Cependant ces deux catégories n’ont pas la même valeur, et elles ne se trouvent pas sur le même pied. L’autorité tirée des Écritures se trouve en dehors de toute critique. Néanmoins il peut être utile et il est parfois nécessaire, surtout pour défendre la foi contre les hérésies, d’employer un nouveau vocabulaire dans le but d’exprimer par des nouveaux moyens l’antiqua fides. Les textes patristiques, bien qu’ils soient une source indispensable pour la théologie, ne possèdent pas les propriétés de l'Écriture, aussi saint Thomas note-t-il que les Pères se sont parfois contredits ; leur méthode peut être corrigée ; leurs expressions sont parfois incomplètes ou insuffisantes, bien que très souvent ils ne fassent qu’utiliser le vocabulaire de l'Écriture pour expliquer le contenu de celle-ci. Ils sont à la fois les interprètes de l'Écriture et les organes qui continuent la Tradition.
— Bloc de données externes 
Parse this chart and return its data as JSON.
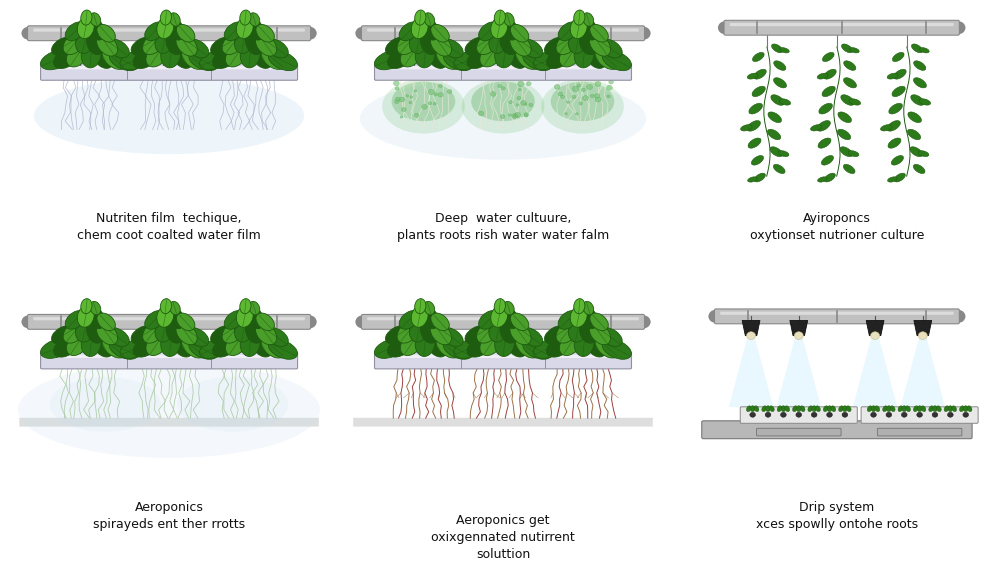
{
  "background": "#ffffff",
  "panel_labels": [
    "Nutriten film  techique,\nchem coot coalted water film",
    "Deep  water cultuure,\nplants roots rish water water falm",
    "Ayiroponcs\noxytionset nutrioner culture",
    "Aeroponics\nspirayeds ent ther rrotts",
    "Aeroponics get\noxixgennated nutirrent\nsoluttion",
    "Drip system\nxces spowlly ontohe roots"
  ],
  "leaf_dark": "#1e5c10",
  "leaf_mid": "#2d7a1a",
  "leaf_light": "#4a9e2a",
  "leaf_bright": "#5cb830",
  "root_tan": "#c8b080",
  "root_brown": "#8b5a2b",
  "root_red": "#8b2020",
  "root_light_green": "#90c890",
  "tube_gray": "#c0c0c0",
  "tube_dark": "#888888",
  "tube_highlight": "#e8e8e8",
  "trough_face": "#d8d8e8",
  "trough_edge": "#9090a0",
  "lamp_body": "#222222",
  "lamp_dark": "#111111",
  "beam_color": "#d0eeff",
  "mist_blue": "#c8dff0",
  "mist_green": "#b0d8b0",
  "floor_gray": "#c8c8c8",
  "platform_gray": "#b8b8b8"
}
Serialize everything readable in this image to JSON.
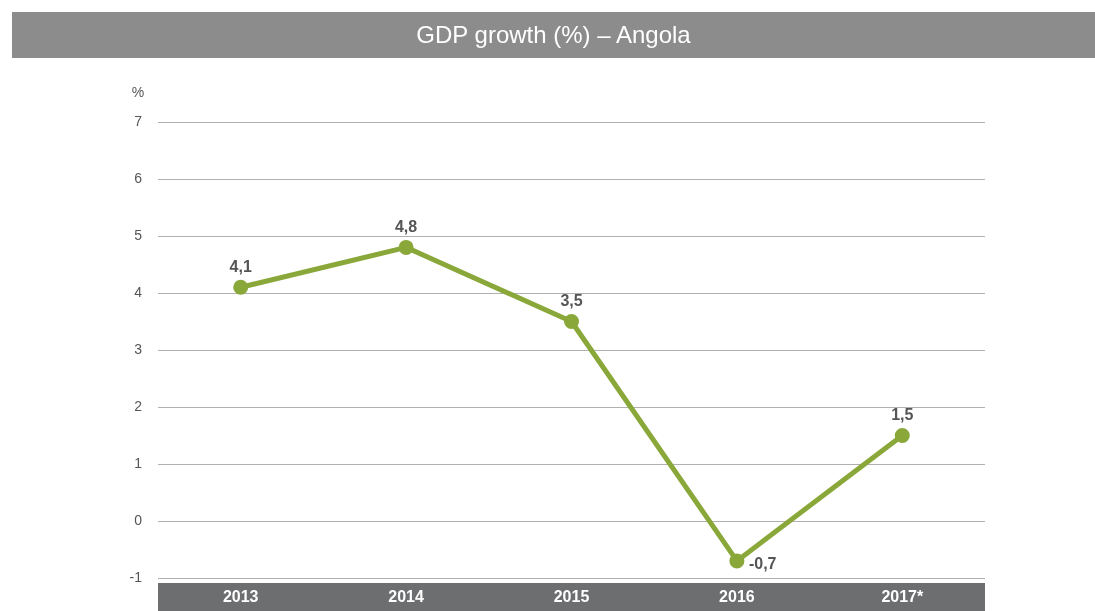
{
  "chart_data": {
    "type": "line",
    "title": "GDP growth (%) – Angola",
    "ylabel": "%",
    "categories": [
      "2013",
      "2014",
      "2015",
      "2016",
      "2017*"
    ],
    "series": [
      {
        "color": "#8aa83a",
        "values": [
          4.1,
          4.8,
          3.5,
          -0.7,
          1.5
        ],
        "value_labels": [
          "4,1",
          "4,8",
          "3,5",
          "-0,7",
          "1,5"
        ]
      }
    ],
    "ylim": [
      -1,
      7
    ],
    "yticks": [
      -1,
      0,
      1,
      2,
      3,
      4,
      5,
      6,
      7
    ],
    "grid": "y",
    "legend": false,
    "marker": "circle",
    "line_style": "solid"
  }
}
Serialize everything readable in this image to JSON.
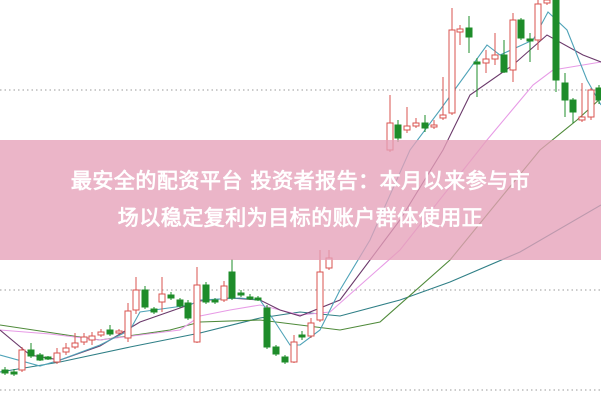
{
  "banner": {
    "line1": "最安全的配资平台 投资者报告：本月以来参与市",
    "line2": "场以稳定复利为目标的账户群体使用正"
  },
  "colors": {
    "up": "#d9534f",
    "down": "#1e8c2a",
    "banner": "#e9a6bd",
    "ma5": "#4fa3b8",
    "ma10": "#6b3a6b",
    "ma20": "#e79be6",
    "ma30": "#4f8a3a",
    "ma60": "#2f7f86"
  }
}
Cette dernière se distingue des Écritures, saint Thomas l’appelle la doctrina apostolorum. Sum. theol., II*-II æ, q. i, a. 10, ad l um. L’enseignement de la Tradition se retrouve dans l’enseignement de l'Église : conciles, liturgie, papes considérés en leur qualité de chef. Cet enseignement de l'Église est aussi à l’abri de toute critique parce que l'Église est guidée par le Saint-Esprit. L. Baur, art. cit., p. 703-704. L’activité des Pères consiste donc à interpréter les Écritures et à conserver la Tradition, laquelle se confond pratiquement avec l’enseignement de l'Église dirigée par le Saint-Esprit. L’enseignement de tel ou tel Père n’engage donc pas l’autorité des Écritures ou de la Tradition ; mais la conformité générale des enseignements patristiques avec celui des Écritures et de la Tradition (c’est-à-dire avec l'Église) leur donne une valeur unique. Il fallait noter ces principes nuancés pour saisir exactement la nature et la valeur de l’argument patristique.